Search
Search

Waspada Karsinogen pada Kosmetik

Oleh: Prof. Dr. Ir. Sedarnawati Yasni, M.Agr., Auditor Senior LPPOM MUI

Awal Oktober 2022 lalu, Badan Pengawas Obat dan Makanan (BPOM) telah merilis daftar kosmetik yang mengandung bahan berbahaya karsinogenik. Apa dampaknya bagi pengguna kosmetik?

BPOM telah melakukan pengujian kualitas sejumlah kosmetik yang beredar di masyarakat lantaran dicurigai mengandung bahan kimia berbahaya. Pengujian dilakukan dalam rentang waktu 10 bulan, terhitung sejak Oktober 2021 hingga Agustus 2022.

Hasilnya menyatakan bahwa terdapat 16 produk kosmetik yang mengandung Bahan Kimia Obat (BKO) dan bahan berbahaya bagi kesehatan. Temuan tersebut didominasi oleh bahan pewarna yang dilarang, yaitu Merah K3 dan Merah K10.

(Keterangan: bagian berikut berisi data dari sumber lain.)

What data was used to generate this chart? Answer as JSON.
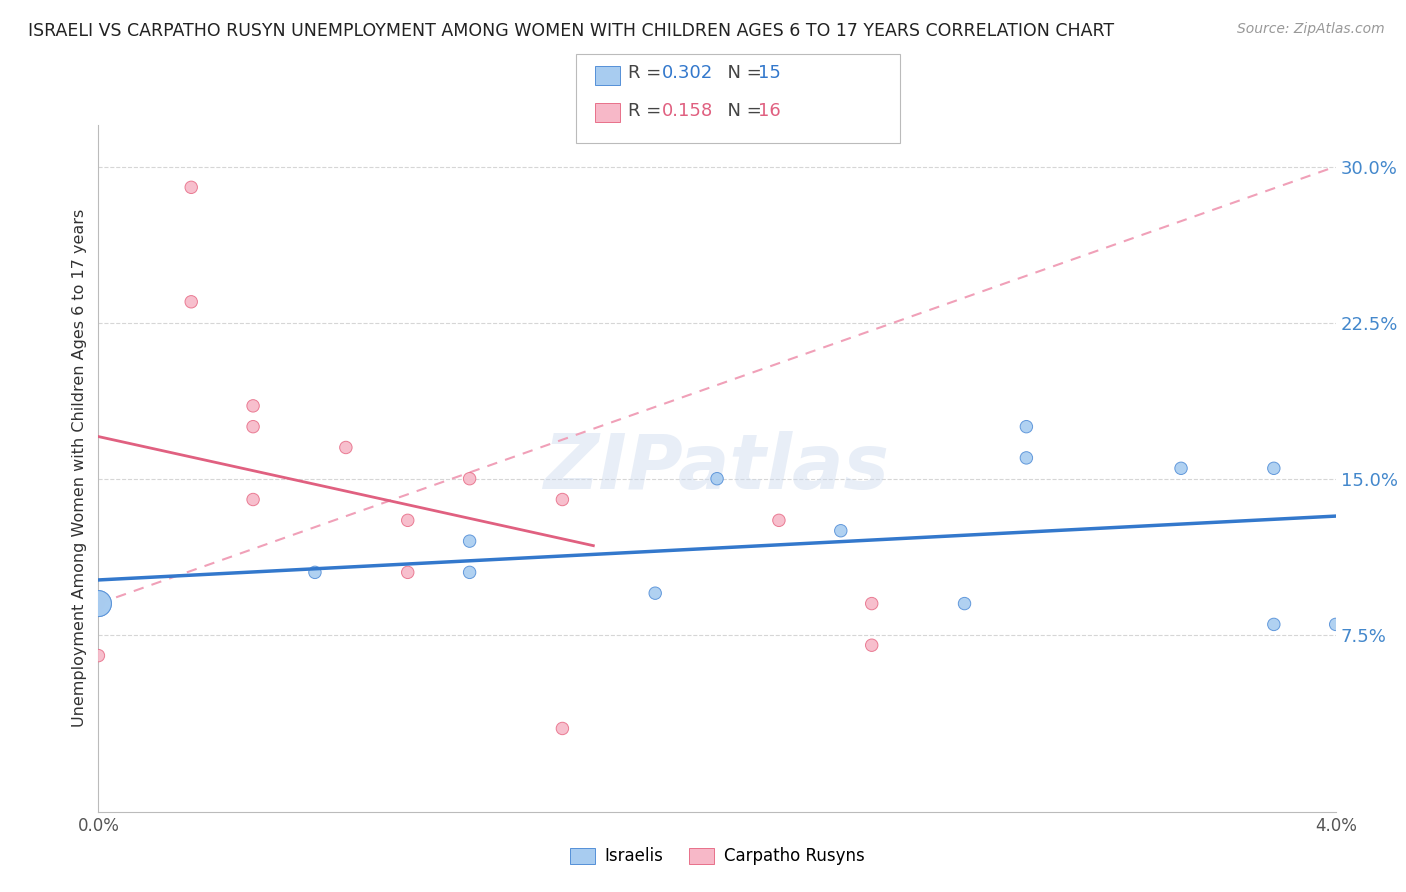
{
  "title": "ISRAELI VS CARPATHO RUSYN UNEMPLOYMENT AMONG WOMEN WITH CHILDREN AGES 6 TO 17 YEARS CORRELATION CHART",
  "source_text": "Source: ZipAtlas.com",
  "ylabel": "Unemployment Among Women with Children Ages 6 to 17 years",
  "xlim": [
    0.0,
    0.04
  ],
  "ylim": [
    -0.01,
    0.32
  ],
  "ytick_labels": [
    "7.5%",
    "15.0%",
    "22.5%",
    "30.0%"
  ],
  "ytick_values": [
    0.075,
    0.15,
    0.225,
    0.3
  ],
  "xtick_values": [
    0.0,
    0.01,
    0.02,
    0.03,
    0.04
  ],
  "xtick_labels": [
    "0.0%",
    "",
    "",
    "",
    "4.0%"
  ],
  "israeli_color": "#A8CCF0",
  "carpatho_color": "#F7B8C8",
  "israeli_edge_color": "#5590D8",
  "carpatho_edge_color": "#E8708A",
  "israeli_line_color": "#3378CC",
  "carpatho_line_color": "#E06080",
  "carpatho_dashed_color": "#F0A0B8",
  "R_israeli": "0.302",
  "N_israeli": "15",
  "R_carpatho": "0.158",
  "N_carpatho": "16",
  "watermark": "ZIPatlas",
  "israeli_x": [
    0.0,
    0.0,
    0.007,
    0.012,
    0.012,
    0.018,
    0.02,
    0.024,
    0.028,
    0.03,
    0.03,
    0.035,
    0.038,
    0.038,
    0.04
  ],
  "israeli_y": [
    0.09,
    0.09,
    0.105,
    0.105,
    0.12,
    0.095,
    0.15,
    0.125,
    0.09,
    0.175,
    0.16,
    0.155,
    0.08,
    0.155,
    0.08
  ],
  "israeli_sizes": [
    350,
    350,
    80,
    80,
    80,
    80,
    80,
    80,
    80,
    80,
    80,
    80,
    80,
    80,
    80
  ],
  "carpatho_x": [
    0.0,
    0.0,
    0.003,
    0.003,
    0.005,
    0.005,
    0.005,
    0.008,
    0.01,
    0.01,
    0.012,
    0.015,
    0.015,
    0.022,
    0.025,
    0.025
  ],
  "carpatho_y": [
    0.09,
    0.065,
    0.29,
    0.235,
    0.185,
    0.175,
    0.14,
    0.165,
    0.13,
    0.105,
    0.15,
    0.14,
    0.03,
    0.13,
    0.09,
    0.07
  ],
  "carpatho_sizes": [
    80,
    80,
    80,
    80,
    80,
    80,
    80,
    80,
    80,
    80,
    80,
    80,
    80,
    80,
    80,
    80
  ],
  "background_color": "#FFFFFF",
  "grid_color": "#CCCCCC",
  "title_color": "#222222",
  "axis_label_color": "#333333",
  "right_ytick_color": "#4488CC",
  "legend_r_color": "#3378CC",
  "legend_r2_color": "#E06080"
}
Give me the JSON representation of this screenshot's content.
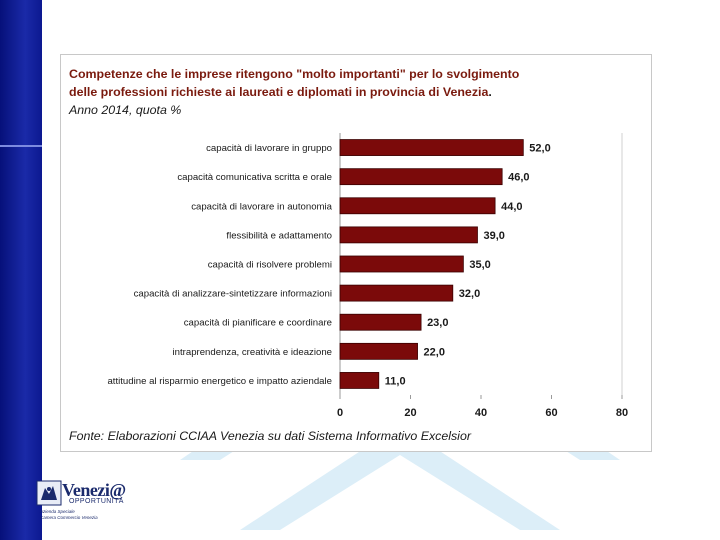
{
  "slide": {
    "title_line1": "Competenze che le imprese ritengono \"molto importanti\" per lo svolgimento",
    "title_line2": "delle professioni richieste ai laureati e diplomati in provincia di Venezia",
    "title_period": ".",
    "subtitle": "Anno 2014, quota %",
    "source": "Fonte: Elaborazioni CCIAA Venezia su dati Sistema Informativo Excelsior"
  },
  "logo": {
    "name": "Venezi@",
    "sub": "OPPORTUNITÀ",
    "tag1": "Azienda Speciale",
    "tag2": "Camera Commercio Venezia"
  },
  "colors": {
    "bar": "#7b0a0a",
    "sidebar": "#0a1685",
    "title": "#7a1a0e"
  },
  "chart_data": {
    "type": "bar",
    "orientation": "horizontal",
    "title": "Competenze che le imprese ritengono \"molto importanti\" per lo svolgimento delle professioni richieste ai laureati e diplomati in provincia di Venezia.",
    "subtitle": "Anno 2014, quota %",
    "categories": [
      "capacità di lavorare in gruppo",
      "capacità comunicativa scritta e orale",
      "capacità di lavorare in autonomia",
      "flessibilità e adattamento",
      "capacità di risolvere problemi",
      "capacità di analizzare-sintetizzare informazioni",
      "capacità di pianificare e coordinare",
      "intraprendenza, creatività e ideazione",
      "attitudine al risparmio energetico e impatto aziendale"
    ],
    "values": [
      52.0,
      46.0,
      44.0,
      39.0,
      35.0,
      32.0,
      23.0,
      22.0,
      11.0
    ],
    "value_labels": [
      "52,0",
      "46,0",
      "44,0",
      "39,0",
      "35,0",
      "32,0",
      "23,0",
      "22,0",
      "11,0"
    ],
    "xlim": [
      0,
      80
    ],
    "xticks": [
      0,
      20,
      40,
      60,
      80
    ],
    "xlabel": "",
    "ylabel": "",
    "grid": false
  }
}
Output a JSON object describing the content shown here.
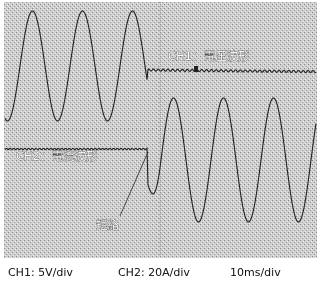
{
  "screen": {
    "ch1_label": "CH1：電圧波形",
    "ch2_label": "CH2：電流波形",
    "annotation": "短絡"
  },
  "footer": {
    "ch1_scale": "CH1: 5V/div",
    "ch2_scale": "CH2: 20A/div",
    "time_scale": "10ms/div"
  }
}
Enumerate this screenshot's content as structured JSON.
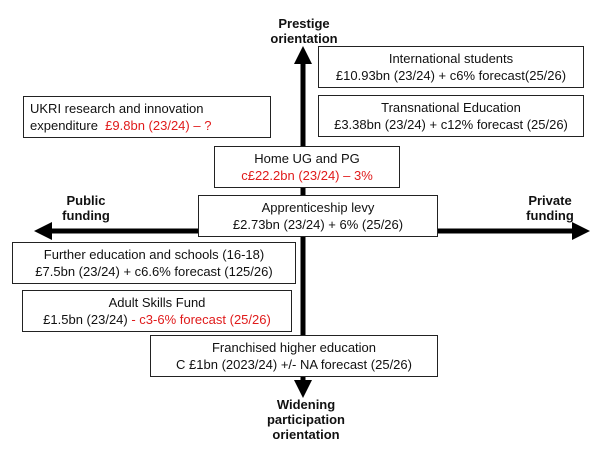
{
  "axes": {
    "top": [
      "Prestige",
      "orientation"
    ],
    "bottom": [
      "Widening",
      "participation",
      "orientation"
    ],
    "left": [
      "Public",
      "funding"
    ],
    "right": [
      "Private",
      "funding"
    ]
  },
  "boxes": {
    "international": {
      "title": "International students",
      "line2": "£10.93bn (23/24) + c6% forecast(25/26)"
    },
    "tne": {
      "title": "Transnational Education",
      "line2": "£3.38bn (23/24) + c12% forecast (25/26)"
    },
    "ukri": {
      "title": "UKRI research and innovation",
      "line2_prefix": "expenditure  ",
      "line2_red": "£9.8bn (23/24) – ?"
    },
    "home": {
      "title": "Home UG and PG",
      "line2_red": "c£22.2bn (23/24) – 3%"
    },
    "apprenticeship": {
      "title": "Apprenticeship levy",
      "line2": "£2.73bn (23/24) + 6% (25/26)"
    },
    "further_ed": {
      "title": "Further education and schools (16-18)",
      "line2": "£7.5bn (23/24) + c6.6% forecast (125/26)"
    },
    "adult_skills": {
      "title": "Adult Skills Fund",
      "line2_prefix": "£1.5bn (23/24) ",
      "line2_red": "- c3-6% forecast (25/26)"
    },
    "franchised": {
      "title": "Franchised higher education",
      "line2": "C £1bn (2023/24) +/- NA forecast (25/26)"
    }
  },
  "colors": {
    "accent_red": "#e01b1b",
    "axis": "#000000",
    "border": "#222222"
  }
}
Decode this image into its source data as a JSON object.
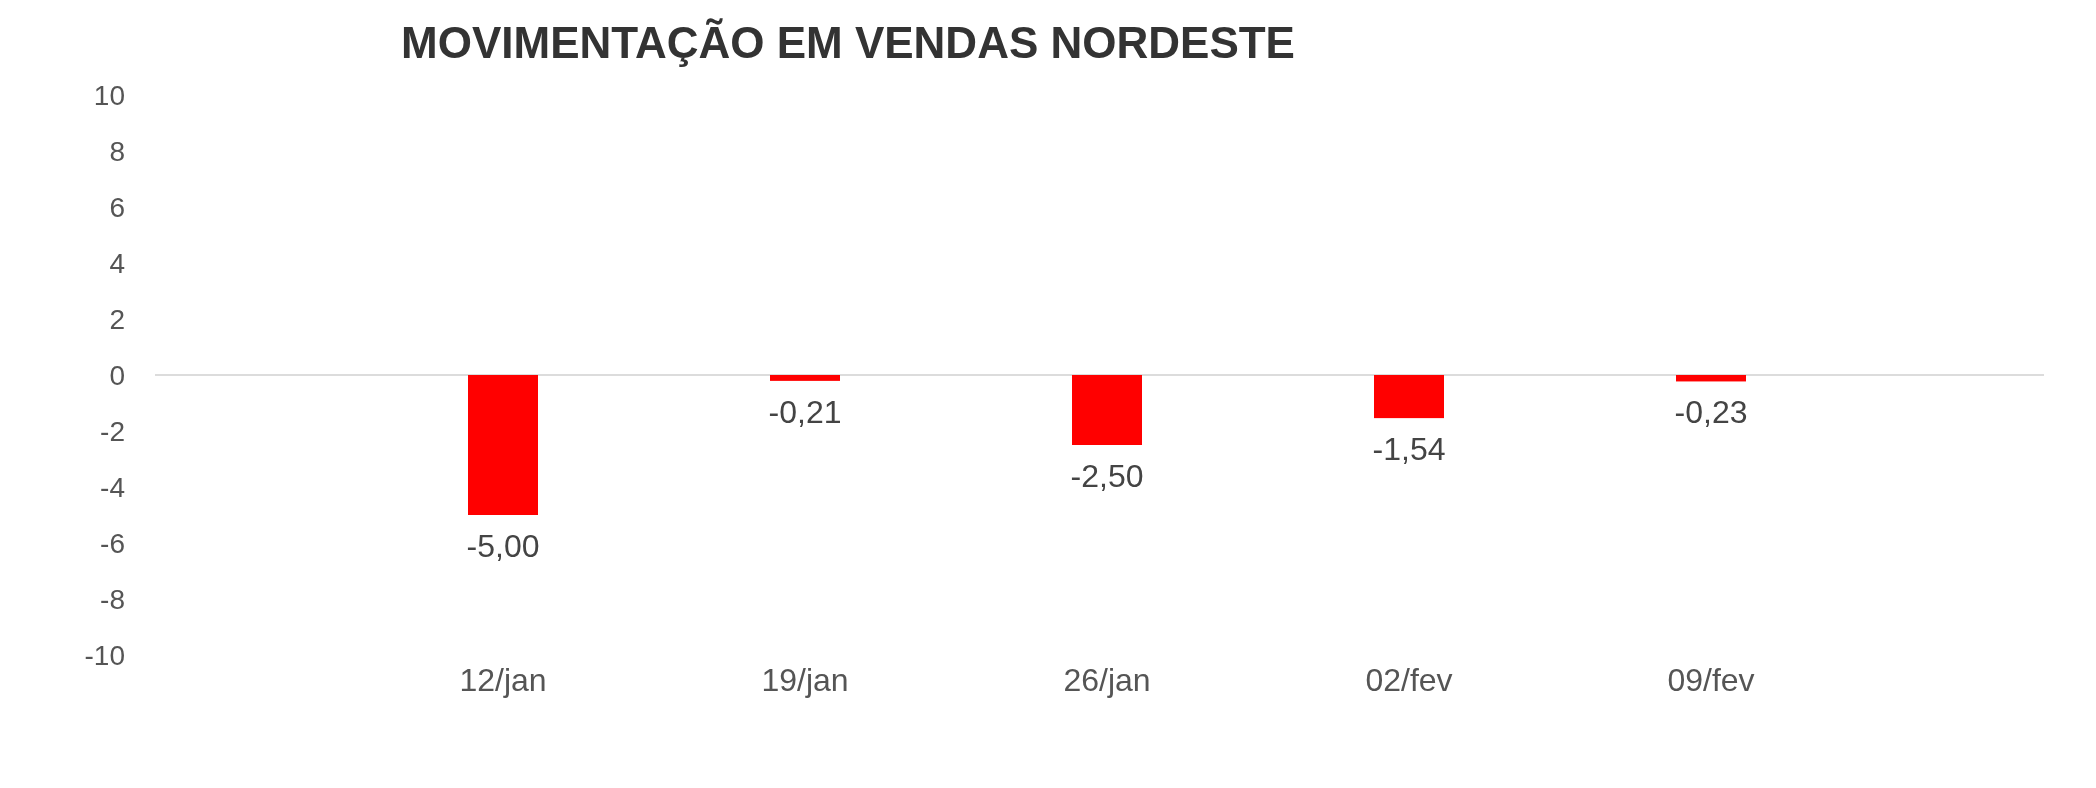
{
  "chart_data": {
    "type": "bar",
    "title": "MOVIMENTAÇÃO EM VENDAS NORDESTE",
    "categories": [
      "12/jan",
      "19/jan",
      "26/jan",
      "02/fev",
      "09/fev"
    ],
    "values": [
      -5.0,
      -0.21,
      -2.5,
      -1.54,
      -0.23
    ],
    "value_labels": [
      "-5,00",
      "-0,21",
      "-2,50",
      "-1,54",
      "-0,23"
    ],
    "color": "#ff0000",
    "ylim": [
      -10,
      10
    ],
    "yticks": [
      -10,
      -8,
      -6,
      -4,
      -2,
      0,
      2,
      4,
      6,
      8,
      10
    ]
  }
}
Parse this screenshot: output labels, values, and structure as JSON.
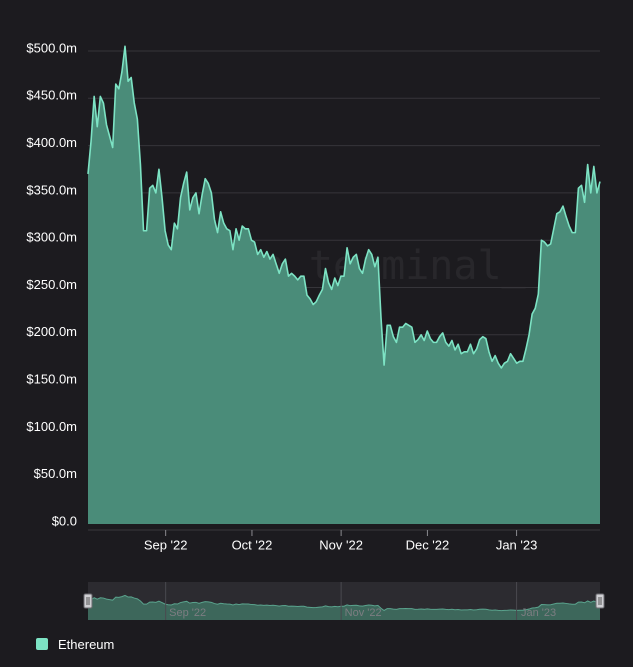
{
  "watermark": "token terminal_",
  "colors": {
    "background": "#1c1b1f",
    "line": "#7de3c4",
    "area": "#4a8c79",
    "grid": "#36353a"
  },
  "legend": {
    "items": [
      {
        "name": "Ethereum",
        "color": "#7de3c4"
      }
    ]
  },
  "chart_data": {
    "type": "area",
    "title": "",
    "xlabel": "",
    "ylabel": "",
    "ylim": [
      0,
      500
    ],
    "y_ticks": [
      0,
      50,
      100,
      150,
      200,
      250,
      300,
      350,
      400,
      450,
      500
    ],
    "y_tick_labels": [
      "$0.0",
      "$50.0m",
      "$100.0m",
      "$150.0m",
      "$200.0m",
      "$250.0m",
      "$300.0m",
      "$350.0m",
      "$400.0m",
      "$450.0m",
      "$500.0m"
    ],
    "x_ticks": [
      "2022-09-01",
      "2022-10-01",
      "2022-11-01",
      "2022-12-01",
      "2023-01-01"
    ],
    "x_tick_labels": [
      "Sep '22",
      "Oct '22",
      "Nov '22",
      "Dec '22",
      "Jan '23"
    ],
    "grid": true,
    "legend_position": "bottom-left",
    "navigator": {
      "tick_labels": [
        "Sep '22",
        "Nov '22",
        "Jan '23"
      ]
    },
    "series": [
      {
        "name": "Ethereum",
        "x_start": "2022-08-05",
        "x_end": "2023-01-30",
        "values": [
          370,
          405,
          452,
          420,
          452,
          445,
          422,
          410,
          398,
          465,
          460,
          478,
          505,
          468,
          472,
          445,
          428,
          380,
          310,
          310,
          355,
          358,
          350,
          375,
          345,
          310,
          295,
          290,
          318,
          312,
          345,
          360,
          372,
          332,
          345,
          350,
          328,
          348,
          365,
          360,
          350,
          322,
          308,
          330,
          318,
          312,
          310,
          290,
          312,
          300,
          315,
          312,
          312,
          300,
          298,
          285,
          290,
          282,
          288,
          280,
          285,
          275,
          265,
          275,
          280,
          262,
          265,
          262,
          258,
          262,
          262,
          242,
          238,
          232,
          235,
          242,
          248,
          270,
          255,
          248,
          260,
          252,
          262,
          262,
          292,
          275,
          282,
          285,
          270,
          265,
          280,
          290,
          285,
          272,
          282,
          218,
          168,
          210,
          210,
          198,
          192,
          208,
          208,
          212,
          210,
          208,
          192,
          195,
          200,
          194,
          204,
          196,
          192,
          192,
          198,
          202,
          192,
          188,
          194,
          184,
          190,
          180,
          182,
          182,
          190,
          180,
          185,
          195,
          198,
          196,
          182,
          172,
          178,
          170,
          165,
          170,
          172,
          180,
          175,
          170,
          172,
          172,
          185,
          200,
          222,
          228,
          243,
          300,
          298,
          294,
          296,
          312,
          328,
          330,
          336,
          325,
          315,
          308,
          308,
          355,
          358,
          340,
          380,
          350,
          378,
          350,
          362
        ]
      }
    ]
  }
}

Menurut BPOM, pewarna merah K3 dan merah K10 merupakan bahan yang berisiko menyebabkan kanker (bersifat karsinogenik). Bidang Pengawasan Obat Tradisional, Suplemen Kesehatan, dan Kosmetik BPOM menjelaskan bahwa setidaknya terdapat 1 juta unit kosmetik yang mengandung karsinogenik dengan nilai ekonomi sebesar Rp34,4 miliar. Selain itu, BPOM juga menarik 46 kosmetik dari peredaran, karena mengandung bahan terlarang dan tercemar oleh mikroba, serta terdapat pula kosmetik palsu.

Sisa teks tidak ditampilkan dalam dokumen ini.